La réponse aux besoins des réfugiés syriens en temps de coronavirus est-elle suffisante, alors que l’État a ouvertement déclaré son incapacité à prendre en charge les communautés réfugiées du Liban, palestiniennes et syriennes ? Ziad el-Sayegh, expert en politiques publiques et en affaires de réfugiés se veut rassurant. « Les protocoles du HCR sont très fermes et sont transmis par l’OMS », affirme-t-il. Par la même occasion, il invite à la réflexion sur des questions essentielles pour la survie des réfugiés et déplacés du Liban.
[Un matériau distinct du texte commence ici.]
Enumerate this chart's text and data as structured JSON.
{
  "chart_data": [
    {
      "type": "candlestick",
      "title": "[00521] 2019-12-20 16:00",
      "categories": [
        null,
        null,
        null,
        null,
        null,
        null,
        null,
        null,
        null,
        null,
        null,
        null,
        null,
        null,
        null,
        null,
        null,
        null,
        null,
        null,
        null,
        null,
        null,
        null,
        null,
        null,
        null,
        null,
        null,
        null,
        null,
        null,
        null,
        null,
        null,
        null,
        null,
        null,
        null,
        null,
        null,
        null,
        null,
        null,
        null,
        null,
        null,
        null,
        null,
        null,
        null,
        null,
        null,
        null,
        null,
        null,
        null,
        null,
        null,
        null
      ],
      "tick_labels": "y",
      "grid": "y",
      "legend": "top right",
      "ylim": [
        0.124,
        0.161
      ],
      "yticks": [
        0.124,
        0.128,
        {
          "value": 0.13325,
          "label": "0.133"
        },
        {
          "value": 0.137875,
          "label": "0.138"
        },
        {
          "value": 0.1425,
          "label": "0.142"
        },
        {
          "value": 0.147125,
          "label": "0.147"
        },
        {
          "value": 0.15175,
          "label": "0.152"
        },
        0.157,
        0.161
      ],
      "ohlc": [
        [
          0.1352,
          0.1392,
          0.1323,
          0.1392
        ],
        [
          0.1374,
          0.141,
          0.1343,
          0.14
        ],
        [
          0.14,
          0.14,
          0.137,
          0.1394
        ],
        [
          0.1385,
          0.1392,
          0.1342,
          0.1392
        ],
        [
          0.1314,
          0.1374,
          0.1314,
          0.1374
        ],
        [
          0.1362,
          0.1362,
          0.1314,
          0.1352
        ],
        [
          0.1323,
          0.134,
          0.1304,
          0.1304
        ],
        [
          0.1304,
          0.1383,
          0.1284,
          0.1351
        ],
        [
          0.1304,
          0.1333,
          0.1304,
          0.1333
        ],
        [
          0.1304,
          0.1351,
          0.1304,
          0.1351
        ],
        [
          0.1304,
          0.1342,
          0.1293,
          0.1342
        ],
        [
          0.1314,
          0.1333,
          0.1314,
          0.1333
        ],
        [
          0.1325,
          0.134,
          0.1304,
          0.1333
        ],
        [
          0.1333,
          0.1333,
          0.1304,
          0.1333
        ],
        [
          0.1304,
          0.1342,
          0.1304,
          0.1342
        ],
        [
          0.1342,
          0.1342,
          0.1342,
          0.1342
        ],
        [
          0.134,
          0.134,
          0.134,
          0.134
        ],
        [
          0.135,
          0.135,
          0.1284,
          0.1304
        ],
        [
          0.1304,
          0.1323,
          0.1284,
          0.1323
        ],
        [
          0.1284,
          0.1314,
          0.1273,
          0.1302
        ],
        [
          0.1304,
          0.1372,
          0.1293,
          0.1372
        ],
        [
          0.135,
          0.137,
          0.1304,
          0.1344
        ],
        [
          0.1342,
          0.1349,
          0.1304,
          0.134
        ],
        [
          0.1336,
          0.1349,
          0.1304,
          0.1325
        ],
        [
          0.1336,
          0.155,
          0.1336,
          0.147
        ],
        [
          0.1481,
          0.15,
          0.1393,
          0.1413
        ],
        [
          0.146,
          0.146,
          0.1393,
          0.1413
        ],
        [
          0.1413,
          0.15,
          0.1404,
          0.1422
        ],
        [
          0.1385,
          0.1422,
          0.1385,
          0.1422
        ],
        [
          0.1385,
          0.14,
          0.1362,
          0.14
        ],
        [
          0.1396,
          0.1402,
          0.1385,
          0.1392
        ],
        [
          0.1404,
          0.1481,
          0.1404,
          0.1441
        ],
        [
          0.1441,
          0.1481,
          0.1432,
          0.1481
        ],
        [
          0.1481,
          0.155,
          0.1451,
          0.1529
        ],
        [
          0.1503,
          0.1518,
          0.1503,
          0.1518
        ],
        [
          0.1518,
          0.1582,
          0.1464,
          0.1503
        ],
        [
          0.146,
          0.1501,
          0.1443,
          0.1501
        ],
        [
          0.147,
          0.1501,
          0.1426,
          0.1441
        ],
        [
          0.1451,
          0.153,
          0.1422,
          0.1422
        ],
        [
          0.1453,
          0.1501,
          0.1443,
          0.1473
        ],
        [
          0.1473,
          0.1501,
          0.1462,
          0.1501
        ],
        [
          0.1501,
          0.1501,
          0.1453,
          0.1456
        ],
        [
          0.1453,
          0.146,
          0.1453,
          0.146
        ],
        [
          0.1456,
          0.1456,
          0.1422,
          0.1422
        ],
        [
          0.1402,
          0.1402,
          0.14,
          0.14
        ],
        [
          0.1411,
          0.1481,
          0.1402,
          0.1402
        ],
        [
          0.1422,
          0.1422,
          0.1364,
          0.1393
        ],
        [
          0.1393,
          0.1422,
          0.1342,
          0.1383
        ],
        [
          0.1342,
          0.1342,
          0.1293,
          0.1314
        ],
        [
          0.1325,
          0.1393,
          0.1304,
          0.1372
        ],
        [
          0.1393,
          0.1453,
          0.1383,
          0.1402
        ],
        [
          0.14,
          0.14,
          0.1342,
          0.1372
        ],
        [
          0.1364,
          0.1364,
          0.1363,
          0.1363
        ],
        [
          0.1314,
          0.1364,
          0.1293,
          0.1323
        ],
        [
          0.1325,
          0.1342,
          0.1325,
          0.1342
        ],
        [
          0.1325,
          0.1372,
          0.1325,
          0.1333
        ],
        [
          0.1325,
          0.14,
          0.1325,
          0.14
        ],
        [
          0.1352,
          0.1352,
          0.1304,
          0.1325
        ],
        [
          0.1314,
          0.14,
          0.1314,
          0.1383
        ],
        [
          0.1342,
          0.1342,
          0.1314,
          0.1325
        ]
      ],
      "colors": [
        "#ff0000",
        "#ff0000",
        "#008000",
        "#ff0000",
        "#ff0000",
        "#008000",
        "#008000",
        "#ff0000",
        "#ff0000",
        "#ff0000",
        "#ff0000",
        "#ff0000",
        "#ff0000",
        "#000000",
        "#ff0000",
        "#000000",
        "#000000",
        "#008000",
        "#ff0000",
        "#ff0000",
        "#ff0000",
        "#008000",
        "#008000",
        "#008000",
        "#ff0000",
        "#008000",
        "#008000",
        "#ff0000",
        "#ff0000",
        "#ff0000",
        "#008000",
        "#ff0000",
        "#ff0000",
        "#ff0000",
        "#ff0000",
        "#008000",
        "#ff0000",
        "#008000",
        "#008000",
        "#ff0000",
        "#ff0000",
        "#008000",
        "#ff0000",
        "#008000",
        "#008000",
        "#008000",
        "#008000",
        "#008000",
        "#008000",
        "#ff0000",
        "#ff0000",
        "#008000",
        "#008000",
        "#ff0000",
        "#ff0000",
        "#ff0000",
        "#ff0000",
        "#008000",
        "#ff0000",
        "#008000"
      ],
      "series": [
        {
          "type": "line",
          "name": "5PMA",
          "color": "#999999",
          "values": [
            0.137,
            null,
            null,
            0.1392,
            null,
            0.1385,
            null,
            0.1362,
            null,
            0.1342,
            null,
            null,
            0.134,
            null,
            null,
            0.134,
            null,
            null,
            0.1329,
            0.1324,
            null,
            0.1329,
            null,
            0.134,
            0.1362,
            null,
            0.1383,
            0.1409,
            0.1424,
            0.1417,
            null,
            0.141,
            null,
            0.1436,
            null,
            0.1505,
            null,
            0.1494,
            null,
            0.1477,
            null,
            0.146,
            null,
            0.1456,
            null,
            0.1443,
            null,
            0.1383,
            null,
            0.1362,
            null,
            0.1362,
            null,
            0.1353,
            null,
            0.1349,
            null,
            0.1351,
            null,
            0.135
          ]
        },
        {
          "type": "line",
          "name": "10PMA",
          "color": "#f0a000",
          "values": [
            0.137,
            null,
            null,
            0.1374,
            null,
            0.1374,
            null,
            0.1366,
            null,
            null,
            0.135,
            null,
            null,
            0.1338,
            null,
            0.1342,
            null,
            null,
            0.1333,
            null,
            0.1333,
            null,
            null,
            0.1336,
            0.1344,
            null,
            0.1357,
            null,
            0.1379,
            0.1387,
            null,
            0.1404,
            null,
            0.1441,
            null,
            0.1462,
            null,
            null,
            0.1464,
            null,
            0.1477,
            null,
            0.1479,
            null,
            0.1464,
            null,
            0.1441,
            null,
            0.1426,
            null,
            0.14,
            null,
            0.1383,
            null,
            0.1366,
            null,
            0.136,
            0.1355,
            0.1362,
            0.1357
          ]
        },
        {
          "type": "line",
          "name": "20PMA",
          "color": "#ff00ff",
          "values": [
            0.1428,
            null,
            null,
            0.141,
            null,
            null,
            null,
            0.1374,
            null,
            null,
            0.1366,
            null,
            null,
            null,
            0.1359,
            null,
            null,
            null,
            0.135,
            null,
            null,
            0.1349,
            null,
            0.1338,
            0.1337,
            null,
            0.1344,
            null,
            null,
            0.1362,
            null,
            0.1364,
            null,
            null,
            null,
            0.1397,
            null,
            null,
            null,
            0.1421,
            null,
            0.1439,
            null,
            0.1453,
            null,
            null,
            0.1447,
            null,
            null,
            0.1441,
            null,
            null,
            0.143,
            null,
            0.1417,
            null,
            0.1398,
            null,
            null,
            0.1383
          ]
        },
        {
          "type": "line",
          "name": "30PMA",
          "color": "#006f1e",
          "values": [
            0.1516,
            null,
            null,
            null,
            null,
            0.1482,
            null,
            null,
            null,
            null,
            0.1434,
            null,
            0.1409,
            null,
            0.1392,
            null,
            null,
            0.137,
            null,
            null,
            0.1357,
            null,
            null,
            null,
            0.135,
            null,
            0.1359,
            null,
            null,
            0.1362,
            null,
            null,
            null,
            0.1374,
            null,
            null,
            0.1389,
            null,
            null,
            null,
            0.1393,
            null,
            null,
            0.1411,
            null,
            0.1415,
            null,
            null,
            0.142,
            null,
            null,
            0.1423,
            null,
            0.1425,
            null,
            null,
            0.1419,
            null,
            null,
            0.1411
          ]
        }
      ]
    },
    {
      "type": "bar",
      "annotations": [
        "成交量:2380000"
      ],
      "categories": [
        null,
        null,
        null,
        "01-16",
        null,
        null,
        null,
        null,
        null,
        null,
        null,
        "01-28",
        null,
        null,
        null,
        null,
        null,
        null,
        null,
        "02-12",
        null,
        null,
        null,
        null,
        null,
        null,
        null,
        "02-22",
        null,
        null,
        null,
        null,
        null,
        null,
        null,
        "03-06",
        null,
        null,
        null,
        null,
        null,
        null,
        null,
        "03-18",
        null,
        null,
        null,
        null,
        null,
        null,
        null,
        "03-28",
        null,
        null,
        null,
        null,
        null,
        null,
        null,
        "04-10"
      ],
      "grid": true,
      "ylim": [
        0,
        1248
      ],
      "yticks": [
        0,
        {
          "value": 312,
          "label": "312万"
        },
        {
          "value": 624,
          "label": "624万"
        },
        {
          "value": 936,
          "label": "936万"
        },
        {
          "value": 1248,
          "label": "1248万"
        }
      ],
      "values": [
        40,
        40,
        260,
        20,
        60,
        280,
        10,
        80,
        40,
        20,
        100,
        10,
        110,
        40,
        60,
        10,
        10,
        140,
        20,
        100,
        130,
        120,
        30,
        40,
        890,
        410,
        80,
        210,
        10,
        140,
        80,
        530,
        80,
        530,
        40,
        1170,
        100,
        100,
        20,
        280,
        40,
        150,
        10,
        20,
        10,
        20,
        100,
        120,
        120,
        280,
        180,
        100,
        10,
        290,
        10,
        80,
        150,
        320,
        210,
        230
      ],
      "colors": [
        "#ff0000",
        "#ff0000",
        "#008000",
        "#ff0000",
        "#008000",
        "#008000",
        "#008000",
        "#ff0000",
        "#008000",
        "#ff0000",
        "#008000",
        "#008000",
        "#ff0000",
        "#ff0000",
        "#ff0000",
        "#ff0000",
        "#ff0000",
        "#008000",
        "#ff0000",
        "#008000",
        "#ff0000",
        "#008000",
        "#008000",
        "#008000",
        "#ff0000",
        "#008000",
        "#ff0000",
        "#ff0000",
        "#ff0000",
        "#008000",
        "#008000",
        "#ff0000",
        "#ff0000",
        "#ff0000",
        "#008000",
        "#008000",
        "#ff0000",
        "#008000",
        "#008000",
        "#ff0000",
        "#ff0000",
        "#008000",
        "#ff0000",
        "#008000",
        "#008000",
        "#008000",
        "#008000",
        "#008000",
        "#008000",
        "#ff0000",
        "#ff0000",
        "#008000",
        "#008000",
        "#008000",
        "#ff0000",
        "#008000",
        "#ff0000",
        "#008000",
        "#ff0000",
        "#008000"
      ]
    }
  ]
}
À savoir les répercussions sur ces communautés de la crise financière et économique en ces temps de prévention contre le coronavirus, le transfert des priorités du HCR vers la médecine préventive, la nécessité de repenser la solidarité entre les réfugiés eux-mêmes et avec les communautés hôtes, et enfin les modalités de coopération de l’État avec l’ONU pendant et après le coronavirus. « Les autorités doivent non seulement envisager un plan national de non-propagation du virus, mais donner aussi une réponse économique aux réfugiés et aux communautés hôtes », martèle l’expert. Réfutant toute réponse qui se contenterait d’être technique, Ziad el-Sayegh espère que cette crise permettra l’émergence de « discours solidaires », susceptibles de donner naissance « à une responsabilité collective et à la fois individuelle ».